Raadsman Tjalling van der Goot stelt dat de in april 2020 door de voorzitter van de Veiligheidsregio Fryslân uitgevaardige noodverordening COVID-19 onverbindend is. Om die reden moet zijn cliënte, een 16-jarige inwoonster van Drachten worden ontslagen van alle rechtsvervolging. Cliënte is beboet omdat zij op 7 mei 2020 in Sneek op een bankje in de buitenlucht met enkele vriendinnen zat, terwijl onderling geen afstand van 1,5 meter in acht werd genomen. In de noodverordening was destijds geregeld dat het verboden is om zich in een groep van minimaal drie personen binnen anderhalve meter op te houden.
Cliënte had een strafbeschikking van € 95,- ontvangen. Daartegen is verzet gedaan. Dit verzet is op 18 november jl. door de kantonrechter in Leeuwarden behandeld.

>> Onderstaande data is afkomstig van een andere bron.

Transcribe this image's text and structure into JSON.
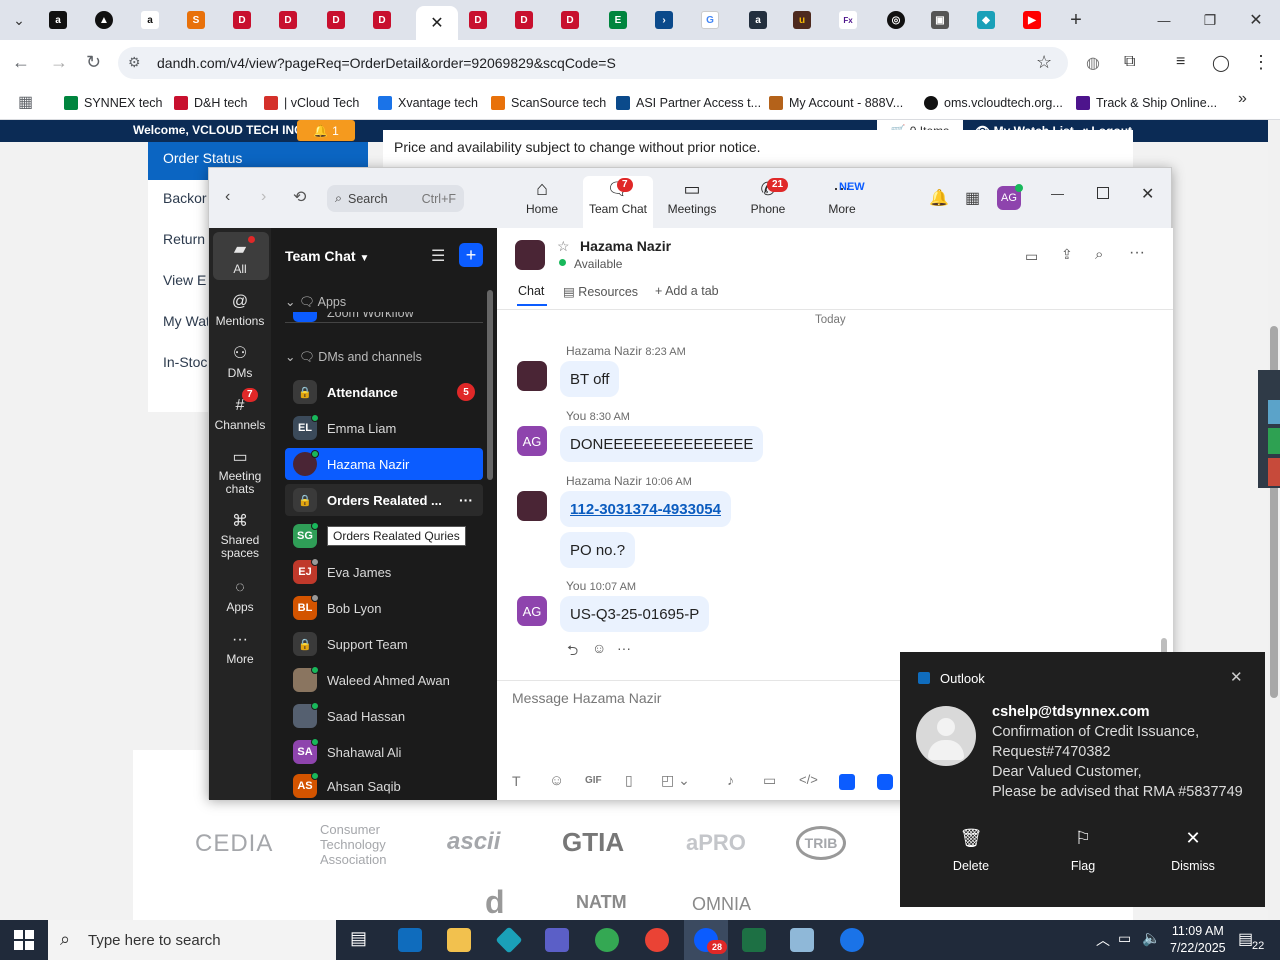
{
  "browser": {
    "url": "dandh.com/v4/view?pageReq=OrderDetail&order=92069829&scqCode=S",
    "bookmarks": [
      {
        "label": "SYNNEX tech",
        "color": "#00853e"
      },
      {
        "label": "D&H tech",
        "color": "#c8102e"
      },
      {
        "label": "| vCloud Tech",
        "color": "#d4302a"
      },
      {
        "label": "Xvantage tech",
        "color": "#1a73e8"
      },
      {
        "label": "ScanSource tech",
        "color": "#e8710a"
      },
      {
        "label": "ASI Partner Access t...",
        "color": "#0b4a8b"
      },
      {
        "label": "My Account - 888V...",
        "color": "#b4621a"
      },
      {
        "label": "oms.vcloudtech.org...",
        "color": "#111111"
      },
      {
        "label": "Track & Ship Online...",
        "color": "#4d148c"
      }
    ]
  },
  "site": {
    "welcome": "Welcome, VCLOUD TECH INC",
    "alert_count": "1",
    "cart": "0 Items",
    "watchlist": "My Watch List",
    "logout": "Logout",
    "notice": "Price and availability subject to change without prior notice.",
    "side_links": [
      "Order Status",
      "Backor",
      "Return",
      "View E",
      "My Wat",
      "In-Stoc"
    ],
    "logos": [
      "CEDIA",
      "Consumer Technology Association",
      "ascii",
      "GTIA",
      "aPRO",
      "TRIB",
      "NATM",
      "OMNIA"
    ]
  },
  "zoom": {
    "search_placeholder": "Search",
    "search_shortcut": "Ctrl+F",
    "nav": [
      {
        "label": "Home",
        "badge": ""
      },
      {
        "label": "Team Chat",
        "badge": "7"
      },
      {
        "label": "Meetings",
        "badge": ""
      },
      {
        "label": "Phone",
        "badge": "21"
      },
      {
        "label": "More",
        "badge": "NEW"
      }
    ],
    "profile_initials": "AG",
    "rail": [
      {
        "label": "All",
        "badge": ""
      },
      {
        "label": "Mentions",
        "badge": ""
      },
      {
        "label": "DMs",
        "badge": ""
      },
      {
        "label": "Channels",
        "badge": "7"
      },
      {
        "label": "Meeting chats",
        "badge": ""
      },
      {
        "label": "Shared spaces",
        "badge": ""
      },
      {
        "label": "Apps",
        "badge": ""
      },
      {
        "label": "More",
        "badge": ""
      }
    ],
    "list_title": "Team Chat",
    "section_apps": "Apps",
    "apps_partial": "Zoom Workflow",
    "section_dms": "DMs and channels",
    "contacts": [
      {
        "name": "Attendance",
        "initials": "",
        "color": "#3a3a3a",
        "bold": true,
        "badge": "5",
        "status": "lock"
      },
      {
        "name": "Emma Liam",
        "initials": "EL",
        "color": "#3b4a5a",
        "bold": false,
        "badge": "",
        "status": "online"
      },
      {
        "name": "Hazama Nazir",
        "initials": "",
        "color": "#4a2535",
        "bold": false,
        "badge": "",
        "status": "online",
        "selected": true
      },
      {
        "name": "Orders Realated ...",
        "initials": "",
        "color": "#3a3a3a",
        "bold": true,
        "badge": "",
        "status": "lock"
      },
      {
        "name": "",
        "initials": "SG",
        "color": "#2f9e57",
        "bold": false,
        "badge": "",
        "status": "online"
      },
      {
        "name": "Eva James",
        "initials": "EJ",
        "color": "#c0392b",
        "bold": false,
        "badge": "",
        "status": "away"
      },
      {
        "name": "Bob Lyon",
        "initials": "BL",
        "color": "#d35400",
        "bold": false,
        "badge": "",
        "status": "away"
      },
      {
        "name": "Support Team",
        "initials": "",
        "color": "#3a3a3a",
        "bold": false,
        "badge": "",
        "status": "lock"
      },
      {
        "name": "Waleed Ahmed Awan",
        "initials": "",
        "color": "#8a7560",
        "bold": false,
        "badge": "",
        "status": "online"
      },
      {
        "name": "Saad Hassan",
        "initials": "",
        "color": "#556070",
        "bold": false,
        "badge": "",
        "status": "online"
      },
      {
        "name": "Shahawal Ali",
        "initials": "SA",
        "color": "#8e44ad",
        "bold": false,
        "badge": "",
        "status": "online"
      },
      {
        "name": "Ahsan Saqib",
        "initials": "AS",
        "color": "#d35400",
        "bold": false,
        "badge": "",
        "status": "online"
      }
    ],
    "tooltip": "Orders Realated Quries",
    "chat": {
      "contact_name": "Hazama Nazir",
      "contact_status": "Available",
      "tabs": [
        "Chat",
        "Resources",
        "Add a tab"
      ],
      "day_label": "Today",
      "messages": [
        {
          "sender": "Hazama Nazir",
          "time": "8:23 AM",
          "text": "BT off",
          "mine": false
        },
        {
          "sender": "You",
          "time": "8:30 AM",
          "text": "DONEEEEEEEEEEEEEEE",
          "mine": true
        },
        {
          "sender": "Hazama Nazir",
          "time": "10:06 AM",
          "text": "112-3031374-4933054",
          "mine": false,
          "link": true
        },
        {
          "sender": "",
          "time": "",
          "text": "PO no.?",
          "mine": false
        },
        {
          "sender": "You",
          "time": "10:07 AM",
          "text": "US-Q3-25-01695-P",
          "mine": true
        }
      ],
      "composer_placeholder": "Message Hazama Nazir",
      "composer_tools": [
        "T",
        "☺",
        "GIF"
      ]
    }
  },
  "toast": {
    "app": "Outlook",
    "sender": "cshelp@tdsynnex.com",
    "lines": [
      "Confirmation of Credit Issuance,",
      "Request#7470382",
      "Dear Valued Customer,",
      "Please be advised that RMA #5837749"
    ],
    "actions": [
      "Delete",
      "Flag",
      "Dismiss"
    ]
  },
  "taskbar": {
    "search_placeholder": "Type here to search",
    "time": "11:09 AM",
    "date": "7/22/2025",
    "notification_count": "22",
    "zoom_badge": "28"
  }
}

Volgens de verdediging is – onder meer - sprake van een inbreuk op een grondrecht. In de Grondwet is het recht op eerbiediging van de persoonlijke levenssfeer geregeld. Het vrijelijk kunnen afspreken met vriendinnen valt onder dit recht. In de wet is opgenomen dat slechts bij wet in formele zin inbreuk kan worden gemaakt op een in de Grondwet vastgelegd grondrecht. Een wet in formele zin is een gezamenlijke regeling van de regering en de Staten-Generaal. Een besluit dus via een democratisch proces. De noodverordening is een beslissing van de voorzitter van de Veiligheidsregio, niet een wet in formele zin dus. Om die reden is het verbod in de Noodverordening onrechtmatig.
In diverse verdragen is daarnaast als grondrecht de vrijheid van bewegen opgenomen.
De noodverordeningen zijn eind 2020 vervangen door een wet in formele zin.
De kantonrechter heeft aangekondigd schriftelijk vonnis te wijzen op 2 december a.s.